The album stands on its own, never ignorant of what made Therapy? 1994 so compelling while able to find itself in the picky fussy modern rock scene, with its recent tendency for eclecticism and progression. To be sure, the Run DMC/U2-sounding opener "Wreck It Like Beckett" must necessarily address the past with a view to the present with a "look in the mirror" as "it just laughs back" and just when you think "it’s gotta get better than this, it gets worse", but already the excellent Alice In Chains-like "Kakistocracy" with its progressive political message where "it’s ok not to be ok" with the world’s recent love affair with corporate-sponsored white nationalism, the message delivered via Tool-ish excellent wailing guitars and Andy Cairns’ echoeying vocals showing a more aggressive, nearly metallic fiber, bolstered by the Mastodon-ish/Ramones-que anti-antidepressants protest anthem "Callow" where you "don’t need your medicine" and "if you take my demons you take my angels too" because "I have seen the face of suicide/it’s such a savage god/but I would rather take my chance/then catatonically stare at the wall", which makes you question your own antidepressants before Therapy? gets heavier on the Prong "Snap Your Fingers, Snap Your Neck" drum pattern/Incubus guitar-driven "Expelled" and U2/Prong-ish "Success, Success Is Survival" with classic Iron Maiden-ish verses.

It’s with the short near-metalcore-ish/Stabbing Westward-ian "Save Me From The Ordinary", halfway throughout the album, that Therapy? mellows out from the "Troublegum" ying represented by "The Knives", "Screamager" and "Isolation" , moody Marrilion-ic progression and moving melodies accounting for the more compelling yang part of "Troublegum" represented there by "Turn" and "Diane". While "…Ordinary" is still punkish and aggressive, already excellent "Crutch" is heavily Stone Temple Pilots grungey while wonderfully sarcastic on pathology of toxic human relations especially the alcohol-born kind, which can be "like an old wound that I can’t stop licking" and "like a scab that I can’t stop picking", which begs the philosophical question so aptly asked with Stabbing Westward’s brilliant "Darkest Days" album: why do humans get addicted to and persist in the misery of their own design that slowly kills them? I Stand Alone", opened with a Metallica "And Justice For All" riff, may be the quintessential Therapy? tune, Cairns "consumed by grief and sorrow" bathed in Machine Head "The Burning Red"/Nine Inch Nails/Paradise Lost "One Second" heavy bass-y atmospherics, while "Dumbed Down" addresses Brexit which if you disagree with "some people like you/hate people like me" and since "I don’t belong here/I’m not pure" you "would send me back to my home but this is my home", with some beautiful Black Flag/U2 guitar transitions, culminating with album’s most moving opus, the black metal-tinged closing dirge "No Sunshine" which strongly recalls Trivium "In Waves" and Prong, where "everyday is the same" as you’re "walking in circles like my ankle’s on a chain" feeling like there’s "no living, no good times, no sunshine" and that "depression is a thief, it robs you of friends and self-belief", the ending, should you choose to replay, fading into the opener, for oppressive continuity, "Cleave", complete with its morbid artwork, offering only grief and sorrow in bouts of depression that’s still prefereble to medicine-induced catatonic numbness.
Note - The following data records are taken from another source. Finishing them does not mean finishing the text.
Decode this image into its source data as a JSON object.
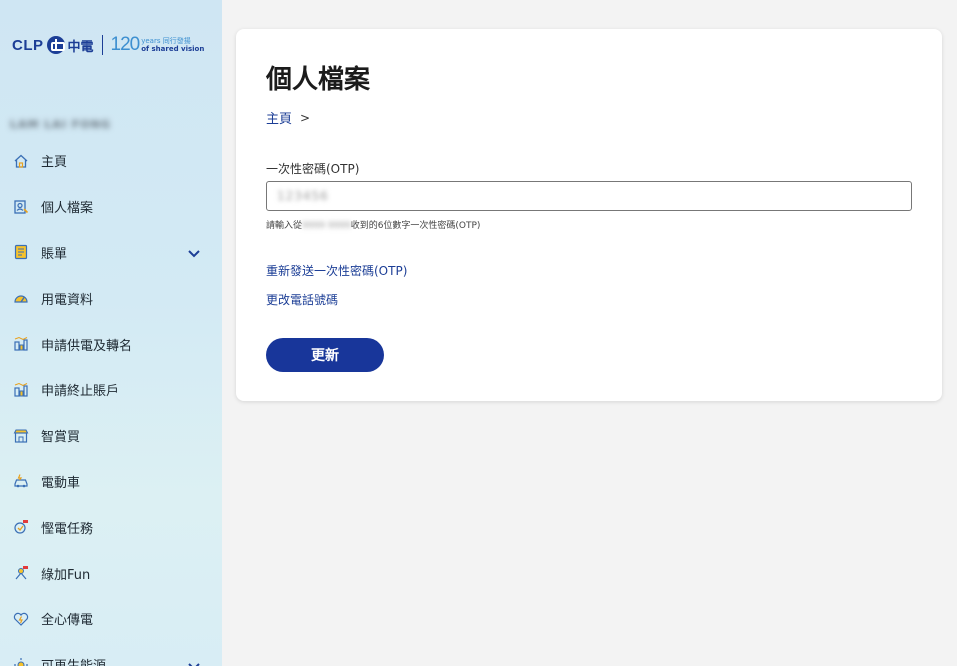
{
  "brand": {
    "clp": "CLP",
    "zh": "中電",
    "anniversary": "120",
    "years": "years 同行發揚",
    "tagline": "of shared vision"
  },
  "user": {
    "name": "LAM LAI FONG"
  },
  "sidebar": {
    "items": [
      {
        "label": "主頁",
        "icon": "home-icon"
      },
      {
        "label": "個人檔案",
        "icon": "profile-icon"
      },
      {
        "label": "賬單",
        "icon": "bill-icon",
        "expandable": true
      },
      {
        "label": "用電資料",
        "icon": "gauge-icon"
      },
      {
        "label": "申請供電及轉名",
        "icon": "building-chart-icon"
      },
      {
        "label": "申請終止賬戶",
        "icon": "building-chart-icon"
      },
      {
        "label": "智賞買",
        "icon": "shop-icon"
      },
      {
        "label": "電動車",
        "icon": "ev-icon"
      },
      {
        "label": "慳電任務",
        "icon": "mission-icon"
      },
      {
        "label": "綠加Fun",
        "icon": "green-fun-icon"
      },
      {
        "label": "全心傳電",
        "icon": "heart-icon"
      },
      {
        "label": "可再生能源",
        "icon": "renewable-icon",
        "expandable": true
      }
    ]
  },
  "main": {
    "title": "個人檔案",
    "breadcrumb": {
      "home": "主頁",
      "separator": ">"
    },
    "otp": {
      "label": "一次性密碼(OTP)",
      "value": "123456",
      "hint_prefix": "請輸入從",
      "hint_masked": "9999 9999",
      "hint_suffix": "收到的6位數字一次性密碼(OTP)"
    },
    "resend_link": "重新發送一次性密碼(OTP)",
    "change_phone_link": "更改電話號碼",
    "update_button": "更新"
  },
  "colors": {
    "brand_blue": "#1c3e96",
    "button_blue": "#18369a",
    "sidebar_bg": "#d3eaf4"
  }
}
"Cleave" is an excellent if flawed disc. Performances are simply superb, Michael McKeegan’s deep bass adorning Neil Cooper’s impressive and satisfying drumwork, Cairns’ superior to "Troublegum" versatile vocals and guitarwork, with clear yet doomy sounding powerful production of Chris Sheldon, to say nothing of excellent songs that are, too, superior to, in hindsight, one-dimensional "Troublegum". Some of the songs, such as "Expelled", "Success, Success Is Survival" and "Save Me From The Ordinary" could have been catchier and longer, with twists and turns, but then again, this is not Marillion, U2 or Soundgarden. This is Therapy? and, take it from someone who truly gets Andy Cairn’s concerns, it’s the best one you can get beyond spending the €15 or so to attain it.